Les entreprises tardent à fournir des consignes claires à leurs employés sur l’utilisation de l’intelligence artificielle (IA). Les jeunes travailleurs, pour leur part, n’attendent pas le feu vert de leur patron avant de s’en servir, souvent dans le secret.
C’est le portrait qui se dégage d’un sondage Léger commandé par le Regroupement des jeunes chambres de commerce du Québec (RJCCQ), dévoilé mardi.
Les deux tiers (66%) des 800 professionnels québécois de moins de 35 ans interrogés jugent que l’encadrement de l’IA dans leur organisation est inexistant ou au mieux informel.
Un peu moins de la moitié, soit 44%, admettent avoir déjà utilisé l’IA sans en informer leurs employeurs, leurs collègues ou leurs clients.
Ces résultats «posent plusieurs enjeux», prévient le PDG du RJCCQ, Pierre Graff, en entrevue. «Évidemment, on pense au risque de sécurité des données.»
«Il faut aussi penser qu’il peut y avoir des enjeux, soit de qualité ou de responsabilité, notamment liés à des hallucinations dont ne se seraient pas aperçus les usagers d’intelligence artificielle», ajoute-t-il.
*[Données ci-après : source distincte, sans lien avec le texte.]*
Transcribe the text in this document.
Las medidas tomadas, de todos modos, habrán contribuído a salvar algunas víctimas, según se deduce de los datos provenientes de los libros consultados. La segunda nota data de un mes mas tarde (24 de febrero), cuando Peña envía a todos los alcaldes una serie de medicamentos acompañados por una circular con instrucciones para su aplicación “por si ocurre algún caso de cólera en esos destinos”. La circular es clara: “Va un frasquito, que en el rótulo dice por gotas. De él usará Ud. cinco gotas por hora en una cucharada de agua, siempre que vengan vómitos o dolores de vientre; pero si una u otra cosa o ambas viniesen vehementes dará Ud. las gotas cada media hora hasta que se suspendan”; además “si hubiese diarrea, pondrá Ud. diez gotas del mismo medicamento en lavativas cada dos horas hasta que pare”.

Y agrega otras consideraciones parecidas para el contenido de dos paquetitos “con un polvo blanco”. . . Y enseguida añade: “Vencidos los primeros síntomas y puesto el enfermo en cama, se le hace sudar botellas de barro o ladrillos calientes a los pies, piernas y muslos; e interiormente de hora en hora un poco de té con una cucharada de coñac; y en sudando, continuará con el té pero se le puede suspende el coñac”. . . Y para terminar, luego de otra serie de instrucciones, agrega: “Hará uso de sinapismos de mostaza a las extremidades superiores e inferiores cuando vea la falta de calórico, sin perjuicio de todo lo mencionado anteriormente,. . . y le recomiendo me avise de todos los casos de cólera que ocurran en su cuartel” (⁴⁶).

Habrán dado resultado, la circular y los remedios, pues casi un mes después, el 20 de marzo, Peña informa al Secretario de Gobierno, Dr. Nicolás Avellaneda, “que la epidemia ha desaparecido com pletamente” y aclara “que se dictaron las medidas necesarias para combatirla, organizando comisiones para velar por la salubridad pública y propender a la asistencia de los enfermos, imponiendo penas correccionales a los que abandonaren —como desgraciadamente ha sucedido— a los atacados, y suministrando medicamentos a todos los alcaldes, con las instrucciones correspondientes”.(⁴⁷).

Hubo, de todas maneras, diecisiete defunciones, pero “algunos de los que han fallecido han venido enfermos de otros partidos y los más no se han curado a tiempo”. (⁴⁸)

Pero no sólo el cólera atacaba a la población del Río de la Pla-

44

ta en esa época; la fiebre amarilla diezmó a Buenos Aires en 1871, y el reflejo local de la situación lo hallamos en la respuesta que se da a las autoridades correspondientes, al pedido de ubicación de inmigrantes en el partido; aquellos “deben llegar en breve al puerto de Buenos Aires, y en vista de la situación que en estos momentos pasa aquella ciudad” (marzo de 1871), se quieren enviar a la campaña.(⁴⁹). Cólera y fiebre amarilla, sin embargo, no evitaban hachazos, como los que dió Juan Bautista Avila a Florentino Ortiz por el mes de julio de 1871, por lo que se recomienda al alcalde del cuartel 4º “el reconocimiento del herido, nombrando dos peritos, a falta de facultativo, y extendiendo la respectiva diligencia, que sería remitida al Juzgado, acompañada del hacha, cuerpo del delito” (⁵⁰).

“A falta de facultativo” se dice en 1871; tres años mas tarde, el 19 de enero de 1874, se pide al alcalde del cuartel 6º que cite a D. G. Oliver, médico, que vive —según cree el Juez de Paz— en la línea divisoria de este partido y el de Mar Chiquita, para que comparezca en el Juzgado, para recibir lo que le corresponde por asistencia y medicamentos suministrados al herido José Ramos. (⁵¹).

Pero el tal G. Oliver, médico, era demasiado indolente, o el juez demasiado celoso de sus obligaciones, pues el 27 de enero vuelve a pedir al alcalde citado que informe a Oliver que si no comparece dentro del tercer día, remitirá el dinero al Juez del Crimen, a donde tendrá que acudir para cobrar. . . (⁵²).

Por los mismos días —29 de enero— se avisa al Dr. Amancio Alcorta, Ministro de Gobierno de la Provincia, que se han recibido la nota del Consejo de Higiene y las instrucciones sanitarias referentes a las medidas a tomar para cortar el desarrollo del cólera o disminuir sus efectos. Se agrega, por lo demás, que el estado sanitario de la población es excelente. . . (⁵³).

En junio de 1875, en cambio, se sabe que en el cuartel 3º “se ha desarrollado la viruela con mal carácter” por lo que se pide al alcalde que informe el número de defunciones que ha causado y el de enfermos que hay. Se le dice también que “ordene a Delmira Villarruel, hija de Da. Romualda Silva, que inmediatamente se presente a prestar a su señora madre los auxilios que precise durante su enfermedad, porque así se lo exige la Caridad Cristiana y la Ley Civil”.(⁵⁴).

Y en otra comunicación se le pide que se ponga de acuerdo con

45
Les entreprises qui utilisent l’IA doivent également s’assurer de respecter la loi 25 sur la protection des renseignements personnels. Certains éléments touchent directement l’IA.
M. Graff souligne qu’il y a des obligations de divulgation lorsqu’une décision a été prise majoritairement en utilisant l’IA. «Il pourrait y avoir donc des conséquences si on ne respecte pas ce cadre légal là.»
Un outil utile
Le PDG du RJCCQ est loin d’être opposé à l’IA, qui permet de réaliser des gains de productivité. Les entreprises devraient toutefois prendre le taureau par les cornes et encadrer son utilisation. «Laisser une zone grise, ça ne bénéficie à personne.»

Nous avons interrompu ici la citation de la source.